The Visiting Artist and Scholar Lecture Series has brought over 80 distinguished guests to the Lamar Dodd School of Art at the University of Georgia since 2002. Visiting Artists and Scholars spend three days on campus interacting with students and faculty, the culmination of which is a public lecture on the subject of the artist’s or scholar’s work.

Artist bio

Stephanie Dinkins is a transmedia artist who creates experiences that spark dialog about race, gender, aging, and our future histories. Her work in AI and other mediums uses emerging technologies and social collaboration to work toward technological ecosystems based on care and social equity. Dinkins’ experiences with and explorations of artificial intelligence have led to a deep interest in how algorithmic systems impact communities of color in particular and all of our futures more generally.

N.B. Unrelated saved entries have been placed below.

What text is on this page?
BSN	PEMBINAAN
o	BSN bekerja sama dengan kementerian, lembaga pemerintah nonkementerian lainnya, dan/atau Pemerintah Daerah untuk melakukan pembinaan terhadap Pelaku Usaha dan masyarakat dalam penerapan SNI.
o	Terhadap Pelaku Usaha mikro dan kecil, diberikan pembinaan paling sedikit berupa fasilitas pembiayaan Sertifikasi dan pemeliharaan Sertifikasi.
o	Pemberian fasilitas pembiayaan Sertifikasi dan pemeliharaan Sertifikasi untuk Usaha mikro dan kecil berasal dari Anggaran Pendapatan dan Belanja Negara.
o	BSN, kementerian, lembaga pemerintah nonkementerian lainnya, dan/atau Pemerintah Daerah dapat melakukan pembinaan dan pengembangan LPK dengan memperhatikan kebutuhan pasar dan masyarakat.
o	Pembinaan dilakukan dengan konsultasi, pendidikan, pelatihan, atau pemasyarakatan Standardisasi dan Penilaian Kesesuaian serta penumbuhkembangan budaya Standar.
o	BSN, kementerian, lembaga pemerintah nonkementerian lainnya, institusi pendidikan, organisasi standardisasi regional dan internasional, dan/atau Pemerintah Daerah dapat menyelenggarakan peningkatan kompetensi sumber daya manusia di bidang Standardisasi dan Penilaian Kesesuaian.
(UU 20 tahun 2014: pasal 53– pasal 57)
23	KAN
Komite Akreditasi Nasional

Dinkins’ experiments with AI have led full circle to recognize the stories, myths, and cultural perspectives, aka data, that we hold and share form and inform society and have done so for millennia. She has concluded that our stories are our algorithms. We must value, grow, respect, and collaborate with each other’s stories (data) to build care and broadly compassionate values into the technological ecosystems that increasingly support our future.

Dinkins teaches at Stony Brook University where she holds the Kusama Endowed Chair in Art. Dinkins earned an MFA from the Maryland Institute College of Art and is an alumna of the Whitney Independent Studies Program. She exhibits and publicly advocates for inclusive AI internationally at a broad spectrum of community, private, and institutional venues. Dinkins is a 2021 United States Artist Fellow and Knight Arts & Tech Fellow. Previous fellowships, residencies and support include the Artist Fellow of the Berggruen Institute and Lucas Artists Fellow in Visual Arts at Montalvo Art Center, CA, Onassis Foundation, Stanford Institute for Human-Centered Artificial Intelligence, Creative Capital, Soros Equality Fellowship, Data and Society Research Institute Fellowship,  Sundance New Frontiers Story Lab, Eyebeam, Pioneer Works Tech Lab, NEW INC, Blue Mountain Center; The Laundromat Project; Santa Fe Art Institute and Art/Omi.

The New York Times featured Dinkins in its pages as an AI influencer. Wired, Art In America, Artsy,  Art21, Hyperallergic, the BBC, Wilson Quarterly, and a host of popular podcasts have recently highlighted Dinkins’ art and ideas.